Wanted: cdata Test Pilots

I need a few volunteers to please “test pilot” the development version of the R package cdata, please.

Jackie Cochran at 1938 Bendix Race
Jacqueline Cochran: at the time of her death, no other pilot held more speed, distance, or altitude records in aviation history than Cochran.

Our cdata package is using an upcoming new feature called “build_frame()” that allows for the very easy and legible entry of example data.frames. It allows one to type in a data.frame in a row-oriented form (much like tibble::tribble()).

Using build_frame() we can type in a by-hand example data.frame as follows:

library("cdata")

d <- build_frame(
  "names", "x", "y" |
  "a"    , 1  ,  1  |
  "b"    , 2  ,  4  |
  "c"    , 3  ,  9  )

The idea is the above code looks very much like it prints (both are in a row-oriented form):

print(d)

#   names x  y
# 1     a 1  1
# 2     b 2  4
# 3     c 3  9

The number of columns was inferred from the location of the first infix operator “|“, and all other formatting details are irrelevant.

cdata also includes a printer that prints any simple data.frame (one containing only numeric, character, and logical values) in a ready to share format:

cat(draw_frame(
  data.frame(names = c('a', 'b', 'c'),
             x = c(1, 2, 3),
             y = c(1, 4, 9))
  ))

# build_frame(
#    "names", "x", "y" |
#    "a"    , 1  , 1   |
#    "b"    , 2  , 4   |
#    "c"    , 3  , 9   )

More information and examples can be found in the method documentation (help(build_frame), help(draw_frame), and help(qchar_frame), and the frame tools vignette.

This is new functionality, and I wouldn’t mind a few “test pilots” to generate some feedback before submitting this update to CRAN. Please consider filing issues on the project, or emailing me (email in the project description).

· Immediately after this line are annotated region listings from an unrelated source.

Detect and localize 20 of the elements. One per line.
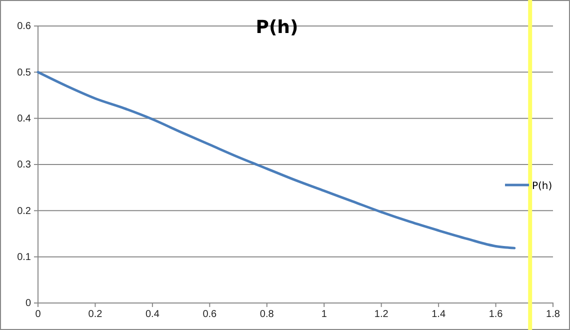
- x-tick-label: 1: [321, 309, 328, 320]
- y-tick-label: 0.3: [17, 160, 32, 171]
- y-tick-label: 0.6: [17, 21, 32, 32]
- y-tick-label: 0.5: [17, 67, 32, 78]
- line-series: [36, 70, 516, 250]
- legend-label: P(h): [532, 181, 552, 192]
- y-tick-label: 0.4: [17, 114, 32, 125]
- y-tick-label: 0.2: [17, 206, 32, 217]
- x-tick-label: 1.6: [488, 309, 504, 320]
- x-tick-label: 0.8: [260, 309, 274, 320]
- x-tick-label: 1.4: [432, 309, 446, 320]
- x-tick-label: 0.2: [88, 309, 103, 320]
- y-tick-label: 0: [25, 298, 32, 310]
- x-tick-label: 0.4: [145, 309, 160, 320]
- x-tick-label: 1.2: [374, 309, 389, 320]
- chart-title: P(h): [256, 17, 298, 38]
- x-tick-label: 0: [35, 309, 42, 320]
- x-tick-label: 0.6: [202, 309, 218, 320]
- y-tick-label: 0.1: [17, 252, 32, 264]
- x-tick-label: 1.8: [546, 309, 560, 320]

To try it you would need to install the development version of cdata, which in R can be accomplished by a series of command such as the following:

install.packages("devtools")
devtools::install_github("WinVector/wrapr")
devtools::install_github("WinVector/cdata")

I also strongly recommend R users check out cdata‘s primary function: next generation fluid reshaping of data (more teaching materials: 1, 2, 3, and 4). It is a new thing to learn, but it takes your data engineering and data wrangling to a whole new level.